Mataram, Gatra.com-Provinsi Nusa Tenggara Barat (NTB) merupakan salah satu daerah penghasil beras terbesar di Indonesia. Karena itu Provinsi yang dikenal dengan sebutan Bumi Gora ini menjadi peyangga 9 provinsi untuk kebutuhan berasnya.
”Beras mahal bukan karena tidak ada. Stoknya ada, tapi NTB juga menyangga provinsi-provinsi lain yang membutuhkan beras,” kata Kepala Dinas Perdagangan NTB, Baiq Nelly Yuniarti, Minggu (17/9).
Baiq Nelly menyebutkan ada beberapa faktor menyertai kenaikan harga beras saat ini. Yakni, kebijakan India sebagai pengekspor beras terbesar di dunia yang melarang ekspor beras. Selanjutnya dampak El Nino yang menjadikan beberapa wilayah mengalami kekeringan. Ini menyebabkan pasokan air berkurang dan berdampak pada produksi beras. Kenaikan saat ini bisa dijadikan pelajaran.
“Saat panen raya lalu, petani banyak menjual gabahnya ke luar daerah. Hal ini tidak bisa dilarang pemerintah, yang saat itu Peraturan Gubernur (pergub) baru saja ditetapkan dan belum dieksekusi,” kata Baiq Nelly.
Ia berharap kedepannya petani di NTB, sebaiknya tidak lagi menjual gabahnya ke luar daerah. Karena itu akan berefek domino. Mulai dari ketersediaan gabah yang menipis di Provinsi NTB, hingga berkurangnya bahan baku untuk kebutuhan pangan.
”Memang waktu panen raya itu harga gabah bagus dan semua petani mengeluarkan gabahnya untuk dijual. Pergub sudah ada saat itu, tapi belum dieksekusi gabah sudah habis,” jelasnya.
Pimpinan Wilayah Bulog NTB David Susanto mengungkapkan bahwa penyimpanan beras di bulog NTB saat ini ada sekitar 36 ribu ton. Jumlah ini cukup sampai panen berikutnya pada 2024 mendatang.
“Kenaikan harga beras, Bulog melakukan Stabilisasi Pasokan dan Harga Pasar (SPHP) sejak Januari sampai Desember mendatang. Sudah ada sekitar 201 titik toko di pasar ataupun di luar pasar yang diberikan SPHP. Sebanyak 40 di antaranya adalah pasar yang ada di NTB. Diyakini ini bisa menekan laju harga beras,” ujar David..

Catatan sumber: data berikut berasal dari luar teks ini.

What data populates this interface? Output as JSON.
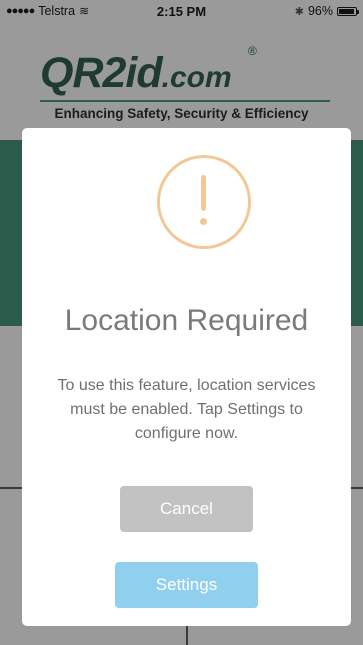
{
  "status_bar": {
    "carrier": "Telstra",
    "time": "2:15 PM",
    "battery": "96%",
    "battery_level": 0.96
  },
  "logo": {
    "brand": "QR2id",
    "suffix": ".com",
    "registered": "®",
    "tagline": "Enhancing Safety, Security & Efficiency"
  },
  "dialog": {
    "icon": "exclamation-circle-icon",
    "icon_color": "#f2c896",
    "title": "Location Required",
    "message": "To use this feature, location services must be enabled. Tap Settings to configure now.",
    "cancel_label": "Cancel",
    "settings_label": "Settings",
    "cancel_color": "#c2c2c2",
    "settings_color": "#90d0ee"
  },
  "colors": {
    "brand_dark": "#1e3a32",
    "teal": "#2c5b4c"
  }
}
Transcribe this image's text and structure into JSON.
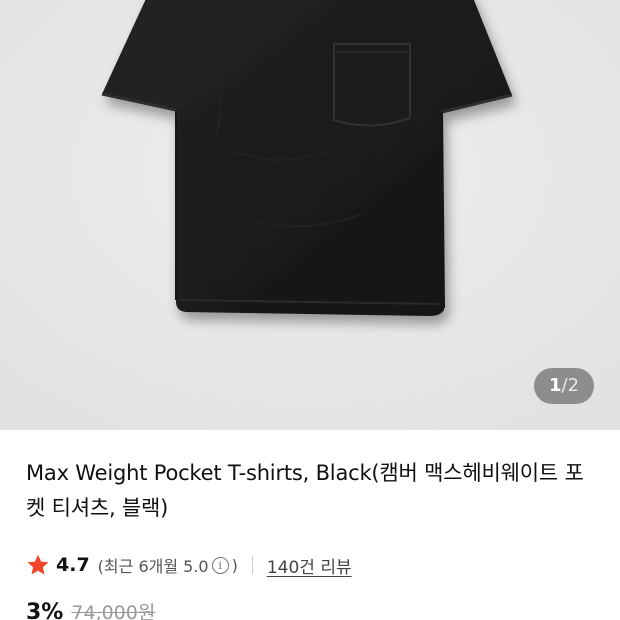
{
  "gallery": {
    "image_subject": "black short-sleeve pocket t-shirt",
    "pager": {
      "current": "1",
      "separator": "/",
      "total": "2"
    },
    "colors": {
      "background": "#eaeaea",
      "shirt": "#1c1c1c",
      "pager_bg": "#8d8d8d"
    }
  },
  "product": {
    "title": "Max Weight Pocket T-shirts, Black(캠버 맥스헤비웨이트 포켓 티셔츠, 블랙)",
    "rating": {
      "star_icon": "star-icon",
      "star_color": "#f0452a",
      "value": "4.7",
      "recent_prefix": "(최근 6개월 5.0",
      "info_icon_glyph": "i",
      "recent_suffix": ")",
      "review_link": "140건 리뷰"
    },
    "price": {
      "discount": "3%",
      "original": "74,000원"
    }
  }
}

Dikatakan David, kenaikan harga beras adalah kondisi yang alamiah. Ini disebabkan dengan adanya musim paceklik, panen raya, atau musim kemarau. Penjualan gabah ke luar daerah memang mengakibatkan berkurangnya stok di daerah.

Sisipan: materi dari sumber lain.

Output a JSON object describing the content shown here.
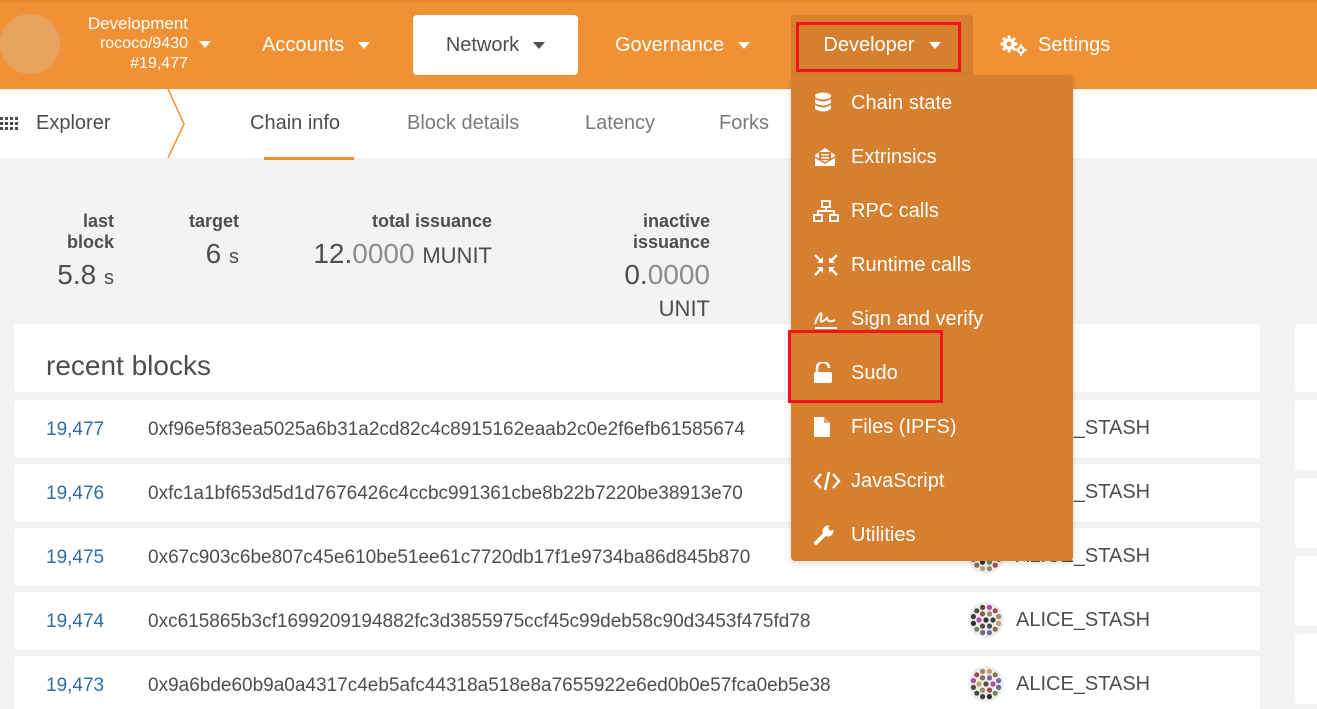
{
  "chain": {
    "name": "Development",
    "network": "rococo/9430",
    "block": "#19,477"
  },
  "nav": {
    "accounts": "Accounts",
    "network": "Network",
    "governance": "Governance",
    "developer": "Developer",
    "settings": "Settings"
  },
  "subnav": {
    "explorer": "Explorer",
    "tabs": [
      "Chain info",
      "Block details",
      "Latency",
      "Forks"
    ]
  },
  "summary": {
    "last_block": {
      "label": "last block",
      "value": "5.8",
      "unit": "s"
    },
    "target": {
      "label": "target",
      "value": "6",
      "unit": "s"
    },
    "total_issuance": {
      "label": "total issuance",
      "int": "12.",
      "frac": "0000",
      "unit": "MUNIT"
    },
    "inactive_issuance": {
      "label": "inactive issuance",
      "int": "0.",
      "frac": "0000",
      "unit": "UNIT"
    }
  },
  "recent_blocks": {
    "title": "recent blocks",
    "rows": [
      {
        "number": "19,477",
        "hash": "0xf96e5f83ea5025a6b31a2cd82c4c8915162eaab2c0e2f6efb61585674",
        "author": "ALICE_STASH"
      },
      {
        "number": "19,476",
        "hash": "0xfc1a1bf653d5d1d7676426c4ccbc991361cbe8b22b7220be38913e70",
        "author": "ALICE_STASH"
      },
      {
        "number": "19,475",
        "hash": "0x67c903c6be807c45e610be51ee61c7720db17f1e9734ba86d845b870",
        "author": "ALICE_STASH"
      },
      {
        "number": "19,474",
        "hash": "0xc615865b3cf1699209194882fc3d3855975ccf45c99deb58c90d3453f475fd78",
        "author": "ALICE_STASH"
      },
      {
        "number": "19,473",
        "hash": "0x9a6bde60b9a0a4317c4eb5afc44318a518e8a7655922e6ed0b0e57fca0eb5e38",
        "author": "ALICE_STASH"
      }
    ]
  },
  "developer_menu": {
    "items": [
      {
        "label": "Chain state",
        "icon": "database-icon"
      },
      {
        "label": "Extrinsics",
        "icon": "envelope-open-icon"
      },
      {
        "label": "RPC calls",
        "icon": "network-wired-icon"
      },
      {
        "label": "Runtime calls",
        "icon": "compress-arrows-icon"
      },
      {
        "label": "Sign and verify",
        "icon": "signature-icon"
      },
      {
        "label": "Sudo",
        "icon": "unlock-icon"
      },
      {
        "label": "Files (IPFS)",
        "icon": "file-icon"
      },
      {
        "label": "JavaScript",
        "icon": "code-icon"
      },
      {
        "label": "Utilities",
        "icon": "wrench-icon"
      }
    ]
  },
  "colors": {
    "topbar": "#f19135",
    "dropdown": "#d67f2e",
    "highlight_box": "#f0141e",
    "link": "#2b6fa8"
  }
}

"Meski di sisi lain itu membantu petani, karena mendapatkan harga jual yang lebih baik,"ujarnya
Sementara itu, Kepala Dinas Pertanian dan Perkebunan NTB Taufieq Hidayat menjelaskan, Dinas berupaya meningkatkan komoditi pertanian diikuti dengan harga yang baik agar petani sejahtera.
“Luas Tambah Tanam (LTT) pada Juli hingga September 2023 diupayakan mencapai 23 ribu hektare. Artinya ada upaya peningkatan LTT sekitar 200 persen di tahun ini. Yang diperkirakan panen mulai Oktober depan,”tandasnya.